凡煙小說

☆、五年之期

關燈
瀲城的夜晚總有一股寒風湧動,不似郗城的溫柔,也不似夏城的涼爽。現下恰是華燈初上,夜市正值熱鬧繁華之時,各家店鋪高掛各種精美的燈籠,為客人照亮進鋪子的路,也為商品補上了一層別樣的粉狀,更具吸引力。子諾的手被初塵溫柔的牽著,兩人之間沒有言語交流,子諾癡癡而深情的望著初塵優美的側臉,初塵則嘴角含笑,只管領著子諾穿梭在人群中。靜謐的氣氛在周圍流動著,招來了莫名的傷感,也給了寒冷和憂傷入侵的機會。快到西街,熱鬧的喧囂逐漸遠離,減少阻礙的寒風便加緊肆虐著,子諾突然停住了腳步,初塵疑惑的回頭,子諾雖然在笑,卻讓初塵有種心疼的感覺,那樣勉強,委屈的笑容,子諾卻倔強的想要將淚流滿面替代成甜甜的微笑,只是心是酸楚的,再努力強裝的微笑也還是牽扯著初塵的心隱隱作痛,張開雙臂將子諾緊緊擁入懷中,用體溫為他驅逐落寞與孤單,“諾兒,別勉強自己。”“塵,你要走了嗎?”子諾將臉埋入初塵溫暖的胸膛,聲音染上了顫抖。“諾兒,我。”一個“我”字哽住了初塵的喉,即便是說出離開的原因又有何用,終究是要離開,解釋與否都無法讓子諾開心起來。初塵更加擁緊懷中的子諾,不舍是那樣濃烈的感情,生生割疼了兩人的心。“塵,我知你是有重要的事要處理,因為我而延遲了你的行程。”“諾兒,我。”初塵不想子諾自責,急忙開口解釋,卻被子諾打斷,“塵,聽我說,這幾年你勞苦奔波,只為許我幸福,我卻不能在你左右伴你,助你。現在我更加不能成為你遲疑的阻礙。唯一能給你的就是我對你堅定不移的愛。”子諾擡起頭,笑靨如花,不再有一絲勉強,眼含深情,“有你的愛就足夠了。諾兒,我今生何其有幸能得你伴我一生。”初塵溫柔一笑,低頭吻住子諾的唇,輾轉著感受彼此的柔情,驅逐了不舍帶來的痛。

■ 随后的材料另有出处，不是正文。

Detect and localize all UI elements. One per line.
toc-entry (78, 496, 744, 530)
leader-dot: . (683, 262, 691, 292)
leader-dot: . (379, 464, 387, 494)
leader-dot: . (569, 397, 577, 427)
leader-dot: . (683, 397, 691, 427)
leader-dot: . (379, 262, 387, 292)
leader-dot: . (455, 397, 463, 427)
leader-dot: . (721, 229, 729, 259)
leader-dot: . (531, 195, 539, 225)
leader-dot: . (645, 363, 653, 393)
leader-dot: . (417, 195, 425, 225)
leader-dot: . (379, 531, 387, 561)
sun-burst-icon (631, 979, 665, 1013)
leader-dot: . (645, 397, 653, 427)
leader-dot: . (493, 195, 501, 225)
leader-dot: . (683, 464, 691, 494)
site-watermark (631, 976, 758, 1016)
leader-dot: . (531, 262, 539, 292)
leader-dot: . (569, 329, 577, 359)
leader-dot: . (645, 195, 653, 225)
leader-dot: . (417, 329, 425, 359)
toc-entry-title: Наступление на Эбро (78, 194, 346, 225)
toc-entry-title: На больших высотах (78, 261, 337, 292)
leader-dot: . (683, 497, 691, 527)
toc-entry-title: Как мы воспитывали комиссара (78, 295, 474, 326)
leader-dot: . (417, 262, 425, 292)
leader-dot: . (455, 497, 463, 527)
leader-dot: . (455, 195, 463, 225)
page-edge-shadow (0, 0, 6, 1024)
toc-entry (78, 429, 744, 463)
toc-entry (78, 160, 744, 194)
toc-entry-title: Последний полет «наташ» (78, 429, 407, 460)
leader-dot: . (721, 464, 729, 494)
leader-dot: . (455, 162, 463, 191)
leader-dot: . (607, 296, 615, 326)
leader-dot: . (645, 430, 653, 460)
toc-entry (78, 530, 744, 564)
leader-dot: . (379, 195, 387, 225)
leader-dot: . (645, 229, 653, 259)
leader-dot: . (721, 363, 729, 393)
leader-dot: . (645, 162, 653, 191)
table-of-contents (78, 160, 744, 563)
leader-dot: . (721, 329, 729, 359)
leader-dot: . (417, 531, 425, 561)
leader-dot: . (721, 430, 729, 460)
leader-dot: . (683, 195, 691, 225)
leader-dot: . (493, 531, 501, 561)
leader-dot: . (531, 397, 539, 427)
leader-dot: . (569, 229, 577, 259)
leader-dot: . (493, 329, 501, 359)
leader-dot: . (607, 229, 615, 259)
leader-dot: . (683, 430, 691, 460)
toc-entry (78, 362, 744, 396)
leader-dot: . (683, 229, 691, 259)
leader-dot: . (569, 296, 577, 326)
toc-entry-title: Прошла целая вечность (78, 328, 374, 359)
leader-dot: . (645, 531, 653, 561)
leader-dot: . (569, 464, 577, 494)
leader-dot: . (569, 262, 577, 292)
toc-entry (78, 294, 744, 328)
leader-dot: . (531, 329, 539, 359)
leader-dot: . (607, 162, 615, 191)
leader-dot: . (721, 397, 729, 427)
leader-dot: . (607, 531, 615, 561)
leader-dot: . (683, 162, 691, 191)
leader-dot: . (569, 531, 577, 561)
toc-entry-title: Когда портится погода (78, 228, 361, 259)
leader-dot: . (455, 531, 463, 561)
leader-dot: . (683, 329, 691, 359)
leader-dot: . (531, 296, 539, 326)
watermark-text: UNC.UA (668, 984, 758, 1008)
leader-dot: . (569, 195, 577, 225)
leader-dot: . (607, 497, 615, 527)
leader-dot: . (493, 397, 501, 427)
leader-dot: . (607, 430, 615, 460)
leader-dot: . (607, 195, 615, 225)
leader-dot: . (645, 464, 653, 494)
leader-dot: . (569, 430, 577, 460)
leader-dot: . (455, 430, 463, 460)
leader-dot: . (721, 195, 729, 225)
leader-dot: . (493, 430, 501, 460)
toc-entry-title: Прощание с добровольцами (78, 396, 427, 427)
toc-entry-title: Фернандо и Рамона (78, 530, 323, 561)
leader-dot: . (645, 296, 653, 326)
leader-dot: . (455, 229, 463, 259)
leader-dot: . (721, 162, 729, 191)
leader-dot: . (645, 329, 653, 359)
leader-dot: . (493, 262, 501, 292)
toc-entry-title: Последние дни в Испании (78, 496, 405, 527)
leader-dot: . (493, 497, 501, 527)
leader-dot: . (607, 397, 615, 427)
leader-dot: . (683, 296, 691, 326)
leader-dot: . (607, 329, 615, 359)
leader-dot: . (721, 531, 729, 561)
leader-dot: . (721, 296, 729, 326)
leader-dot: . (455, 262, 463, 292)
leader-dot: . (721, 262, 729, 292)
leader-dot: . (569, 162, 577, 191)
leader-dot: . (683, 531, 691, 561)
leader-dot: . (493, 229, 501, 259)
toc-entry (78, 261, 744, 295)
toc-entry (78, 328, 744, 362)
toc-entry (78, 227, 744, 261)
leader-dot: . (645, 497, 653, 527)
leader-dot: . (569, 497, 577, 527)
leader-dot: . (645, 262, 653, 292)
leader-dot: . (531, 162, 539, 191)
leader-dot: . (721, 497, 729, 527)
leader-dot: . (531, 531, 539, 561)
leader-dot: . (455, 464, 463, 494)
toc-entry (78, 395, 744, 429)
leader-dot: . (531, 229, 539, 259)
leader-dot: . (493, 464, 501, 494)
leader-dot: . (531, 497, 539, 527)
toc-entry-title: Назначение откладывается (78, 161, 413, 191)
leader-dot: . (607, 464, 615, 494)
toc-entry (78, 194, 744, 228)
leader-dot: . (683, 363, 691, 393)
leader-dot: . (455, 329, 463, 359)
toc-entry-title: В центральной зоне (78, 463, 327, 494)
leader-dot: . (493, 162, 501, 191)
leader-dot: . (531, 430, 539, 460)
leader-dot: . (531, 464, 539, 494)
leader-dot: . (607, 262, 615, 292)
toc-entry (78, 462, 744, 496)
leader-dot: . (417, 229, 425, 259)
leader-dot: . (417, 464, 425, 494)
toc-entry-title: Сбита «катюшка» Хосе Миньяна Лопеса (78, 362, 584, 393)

“初塵,何時動身?”安陽玉苑剛從司月的口中得到消息,眼神故意遺漏初塵旁邊的子諾,“明日一早便動身回洛城。”“你回去了,子諾怎麽辦?”肖昱一時心急,話脫口而出,立刻感受到了安陽玉苑的責備的眼神。“塵走了,我們繼續闖蕩江湖呀。”子諾輕快的說道,仿佛分離根本不存在,“對對對,我們繼續闖蕩江湖,說不定還能闖出個顯赫的名號。”肖昱附和著子諾的話,此時不該去感傷離別,只能盡量把沈重的話題變得輕快,“那我們得做一個大致的計劃,不能無頭蒼蠅似的隨處亂闖吧。”安陽玉苑輕笑著。“這麽偉大的計劃當然是由心細如發的安陽哥哥制定了。”“好,諾兒說了算。”安陽玉苑寵溺的答道。“你們都去闖蕩江湖了,我怎麽辦?”離憂拿一雙可憐的盛著淚光的眼睛望著積極討論的三人,“小鬼頭就應該在學堂裏好好念書。”肖昱不屑的看了一眼離憂。“你才是小鬼頭。”離憂撅著嘴,怒目橫視。司月看著離憂小小的背影,思緒混亂,心中生出不舍的念頭。“離兒你可願跟著我回軒逸閣,在那裏你可以學到很多東西,我可以請人專門教導你。”初塵摸摸離憂的頭,淡淡的語氣卻有濃濃的誘惑。“去了軒逸閣,我可不可以讓司月親自教導我?”離憂雙眼盛滿了渴望,看得司月油然而生一種罪惡感。幾人的眼神也都不約而同的望向司月,然後會心一笑,窘得司月不好意思的微微錯開與離憂對視的眼神。“離兒想讓司月親自教導也並非不可,只是司月是所有暗衛中最出色的,時刻伴我左右。如果你的能力得到我的賞識,那我也可以讓司月親自教導你。”“我會用我的能力向你證明的。”離憂收起了眼裏的淚光,堅定的語氣讓司月心中暖意頓生。“很好,我期待你的表現。”初塵拍拍離憂單薄的雙肩,“天色不早了,都回房休息吧。”肖昱還想說什麽,卻被安陽玉苑拉住了手,“時間會過得很快的,不是嗎?”初塵挑了挑眉,對著肖昱說道。肖昱微楞,正準備詢問此句是何意思的時候,初塵與子諾攜手消失在客棧的拐角處。肖昱疑惑的望著安陽玉苑,“你真笨。”安陽玉苑氣惱的轉身,“可是我真的不懂。”“我問你自初塵離開到現在,郗城的彼岸花開了幾次了?”“四次了,今年的彼岸花已經花敗好久了。”“這就是答案。”安陽玉苑也不管肖昱是否明白,自顧自的朝房間走去。佇立多時的肖昱突然擡手在腦門狠拍了一下,傻笑著回了房間。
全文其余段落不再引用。